Not the case with Moe’s Books.

Do you have enough books? NO! I need Moe, Moe, Moe books! The SF Chronicle says “India has the Taj Mahal. Berkeley has Moe’s Books. Still in business, with a website on the internet that validates it.

Four floors of used, new & sale books – open every day. Says so right on the bookmarker.

Presumably, one of Moe’s books made it to Broken Arrow, OK – since I found the proof tucked between the pages.

But still – no dollar bills.

Magnanimous Magazine.

Mystery solved. At least partly.

Over the past couple of weeks we’ve had comments about our “ad” or “article” from folks who have come in for lunch.

Huh?

Today, the gentleman making the reference trotted out to his car and grabbed his copy of the magazine, which he had brought as a guide to our location. Wow! A full-page article, complete with photographs, hours, phone number, and website address.

reviewVintageMagNov2017

Not only that, but it was a nicely written, flattering article, that was pleasing enough to me that I read it twice.

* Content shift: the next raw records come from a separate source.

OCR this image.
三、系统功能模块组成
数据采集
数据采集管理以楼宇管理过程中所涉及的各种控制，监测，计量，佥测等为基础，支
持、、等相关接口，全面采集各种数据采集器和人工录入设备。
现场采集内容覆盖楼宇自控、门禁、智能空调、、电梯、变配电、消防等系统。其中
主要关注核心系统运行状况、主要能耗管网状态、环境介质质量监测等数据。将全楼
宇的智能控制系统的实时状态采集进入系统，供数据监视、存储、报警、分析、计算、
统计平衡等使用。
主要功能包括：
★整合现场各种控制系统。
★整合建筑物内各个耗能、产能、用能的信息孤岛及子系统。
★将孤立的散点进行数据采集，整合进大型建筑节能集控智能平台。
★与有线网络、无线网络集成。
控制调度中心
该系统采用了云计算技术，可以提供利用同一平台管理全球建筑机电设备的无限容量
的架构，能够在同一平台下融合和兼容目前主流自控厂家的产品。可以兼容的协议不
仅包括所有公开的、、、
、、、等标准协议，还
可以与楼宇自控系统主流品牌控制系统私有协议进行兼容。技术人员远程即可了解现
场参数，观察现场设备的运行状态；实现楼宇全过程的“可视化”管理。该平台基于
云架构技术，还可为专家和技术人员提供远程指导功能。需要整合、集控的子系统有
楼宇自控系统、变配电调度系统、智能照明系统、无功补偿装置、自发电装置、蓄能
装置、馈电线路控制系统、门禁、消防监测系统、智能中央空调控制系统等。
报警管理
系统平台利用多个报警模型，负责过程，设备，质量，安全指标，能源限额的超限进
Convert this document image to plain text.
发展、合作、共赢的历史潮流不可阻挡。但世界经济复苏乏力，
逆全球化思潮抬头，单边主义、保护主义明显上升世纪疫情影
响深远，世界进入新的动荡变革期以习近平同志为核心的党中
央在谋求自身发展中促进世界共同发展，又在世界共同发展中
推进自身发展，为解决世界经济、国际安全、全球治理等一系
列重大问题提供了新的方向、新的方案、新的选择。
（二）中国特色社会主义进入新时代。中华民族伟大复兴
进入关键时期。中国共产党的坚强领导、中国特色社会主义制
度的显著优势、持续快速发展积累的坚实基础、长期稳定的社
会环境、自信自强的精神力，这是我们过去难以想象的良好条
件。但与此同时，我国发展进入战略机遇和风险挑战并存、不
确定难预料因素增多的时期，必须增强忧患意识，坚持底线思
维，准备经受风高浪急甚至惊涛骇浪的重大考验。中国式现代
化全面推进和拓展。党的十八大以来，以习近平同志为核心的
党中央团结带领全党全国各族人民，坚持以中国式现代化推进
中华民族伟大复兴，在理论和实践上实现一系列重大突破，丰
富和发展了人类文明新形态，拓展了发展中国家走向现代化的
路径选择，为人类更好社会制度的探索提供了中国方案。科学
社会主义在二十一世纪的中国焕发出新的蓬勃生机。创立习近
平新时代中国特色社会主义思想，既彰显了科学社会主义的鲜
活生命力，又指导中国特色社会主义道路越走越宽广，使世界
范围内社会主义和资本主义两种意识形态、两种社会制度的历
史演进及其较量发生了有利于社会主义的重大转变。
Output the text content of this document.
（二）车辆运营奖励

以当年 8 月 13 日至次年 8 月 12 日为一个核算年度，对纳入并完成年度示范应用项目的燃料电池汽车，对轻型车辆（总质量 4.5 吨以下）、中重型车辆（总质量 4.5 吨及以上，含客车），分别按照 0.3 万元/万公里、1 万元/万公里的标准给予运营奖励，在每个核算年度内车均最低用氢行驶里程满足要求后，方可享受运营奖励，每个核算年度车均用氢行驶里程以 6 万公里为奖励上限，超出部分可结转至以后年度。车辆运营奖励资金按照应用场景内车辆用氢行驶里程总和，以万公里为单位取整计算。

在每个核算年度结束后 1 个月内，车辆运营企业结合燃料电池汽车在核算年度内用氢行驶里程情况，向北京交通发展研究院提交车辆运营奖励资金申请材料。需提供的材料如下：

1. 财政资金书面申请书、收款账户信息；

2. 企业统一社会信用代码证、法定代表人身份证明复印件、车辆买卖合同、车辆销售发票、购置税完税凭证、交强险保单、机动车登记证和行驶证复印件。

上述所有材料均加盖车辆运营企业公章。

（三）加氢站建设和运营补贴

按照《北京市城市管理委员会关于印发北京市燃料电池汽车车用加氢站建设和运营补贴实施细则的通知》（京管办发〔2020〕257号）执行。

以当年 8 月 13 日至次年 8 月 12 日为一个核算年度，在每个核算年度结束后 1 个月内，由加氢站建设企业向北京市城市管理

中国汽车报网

Lindsay Morris is the author, and I owe a debt of gratitude for the kind press, however surreptitiously researched. Guerilla journalism, in a way, because – you would assume that someone would be noticed as they moved about a shop taking pictures.

Not the case.

In the immortal words of Sgt. Schultz (Hogan’s Heroes, Google it…) “I see NOTHING! I know NOTHING!” Granted, the photographs were taken during the lunch hour, when I was more than likely trotting around from table to table, old man style.

Reading the article, I did recall a brief exchange with a lunch guest – specifically, a book title mentioned in the article and the specifics of a shepherd’s pie presentation. Didn’t know I was being interviewed for a magazine article though.

vintageMagJan2018

Having done a number of Q and A sessions (on both sides of the reporter’s notepad), I’m guessing that was among the most painless ever, with about as pleasing a result as could be expected.

Obviously, the magazine has a readership, since it has been mentioned here in the shop several times already, with its January 2018 date.

Our thanks to the author and editors for honoring us with an inclusion!